Thursday 27 June 2019 16:57, UK
Troubled car dealer Pendragon has been dealt another blow after its newly appointed chief executive resigned less than three months into the job.
Mr Herbert, who only started working at Pendragon on 1 April , left suddenly on Thursday by "mutual consent" and will be gone by the weekend.
Shares in the group, which trades under the Evans Halshaw and Stratstone dealership brands, fell more than 5% on the news.
Analysts have suggested there may have been a clash of opinions over how best to turn around the car business, following a string a profit warnings, the last of which was issued two weeks ago.
Mr Herbert revealed losses at the company's Car Store division would be £25m this year, up from an £11.9m loss in 2018.
Liberum analysts said: "While not explicit in the statement, the conclusion we draw from today's announcement is that there may have been a difference of opinion on the level of change required.
"From our perspective, we remain to be convinced on the Car Store stand-alone used car strategy, particularly given the business is expected to make a loss of £25m this year."
Independent retail analyst Nick Bubb said of Mr Herbert departure: "He is evidently fed up with the mess."
Chief operating officer Martin Casha and chief financial officer Mark Willis, who joined at the same time as Mr Herbert, will run Pendragon in the meantime, while the search for a replacement is under way, the company said.

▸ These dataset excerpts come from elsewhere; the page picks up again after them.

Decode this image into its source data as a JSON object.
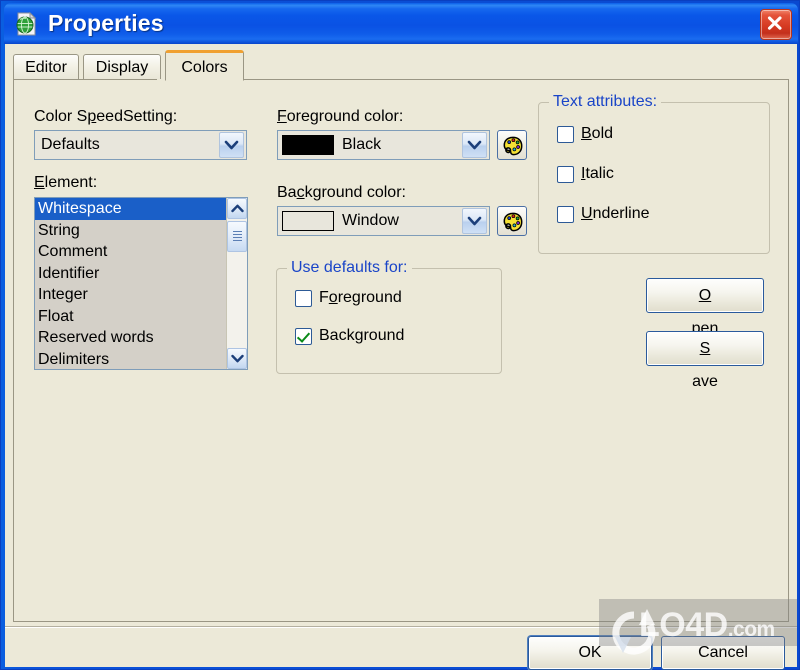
{
  "window": {
    "title": "Properties",
    "icon": "document-globe-icon",
    "close_label": "×",
    "titlebar_color": "#0a52e4",
    "client_color": "#ece9d8"
  },
  "tabs": [
    {
      "label": "Editor",
      "active": false
    },
    {
      "label": "Display",
      "active": false
    },
    {
      "label": "Colors",
      "active": true
    }
  ],
  "colors_tab": {
    "speedsetting": {
      "label_pre": "Color S",
      "label_acc": "p",
      "label_post": "eedSetting:",
      "label_full": "Color SpeedSetting:",
      "value": "Defaults"
    },
    "element": {
      "label_acc": "E",
      "label_post": "lement:",
      "label_full": "Element:",
      "items": [
        "Whitespace",
        "String",
        "Comment",
        "Identifier",
        "Integer",
        "Float",
        "Reserved words",
        "Delimiters"
      ],
      "selected": "Whitespace",
      "selected_index": 0
    },
    "foreground": {
      "label_acc": "F",
      "label_post": "oreground color:",
      "label_full": "Foreground color:",
      "value": "Black",
      "swatch_color": "#000000",
      "palette_button": "palette-icon"
    },
    "background": {
      "label_pre": "Ba",
      "label_acc": "c",
      "label_post": "kground color:",
      "label_full": "Background color:",
      "value": "Window",
      "swatch_color": "#e8e6dc",
      "palette_button": "palette-icon"
    },
    "use_defaults": {
      "legend": "Use defaults for:",
      "legend_color": "#1a45c8",
      "items": [
        {
          "label_pre": "F",
          "label_acc": "o",
          "label_post": "reground",
          "label_full": "Foreground",
          "checked": false
        },
        {
          "label_pre": "",
          "label_acc": "",
          "label_post": "Background",
          "label_full": "Background",
          "checked": true
        }
      ]
    },
    "text_attributes": {
      "legend": "Text attributes:",
      "legend_color": "#1a45c8",
      "items": [
        {
          "label_acc": "B",
          "label_post": "old",
          "label_full": "Bold",
          "checked": false
        },
        {
          "label_acc": "I",
          "label_post": "talic",
          "label_full": "Italic",
          "checked": false
        },
        {
          "label_acc": "U",
          "label_post": "nderline",
          "label_full": "Underline",
          "checked": false
        }
      ]
    },
    "side_buttons": [
      {
        "label_acc": "O",
        "label_post": "pen",
        "label_full": "Open"
      },
      {
        "label_acc": "S",
        "label_post": "ave",
        "label_full": "Save"
      }
    ]
  },
  "dialog_buttons": [
    {
      "label": "OK",
      "default": true
    },
    {
      "label": "Cancel",
      "default": false
    }
  ],
  "watermark": {
    "text": "LO4D",
    "suffix": ".com"
  }
}
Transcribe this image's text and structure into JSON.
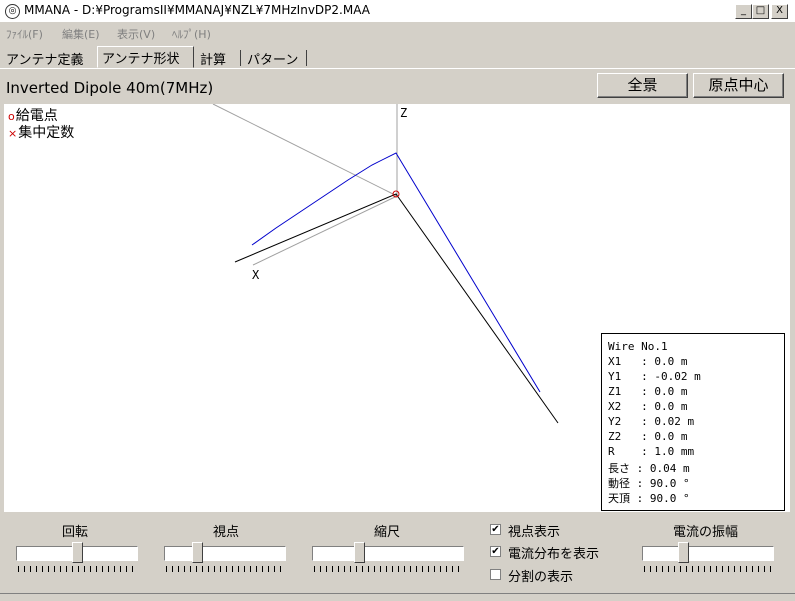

The former boss had planned a major strategic update in September, but this has been "postponed" until the new chief executive is found. There was no word initially from the company on how far the plans had progressed.
Chris Chambers, chairman of Pendragon, said: "The board remains fully committed to realising the long-term strategy.
"In the nearer term, despite challenging market conditions and the costly stock reduction programme, our focus will remain on taking steps to improve the performance of the business as outlined in our recent financial and operational review."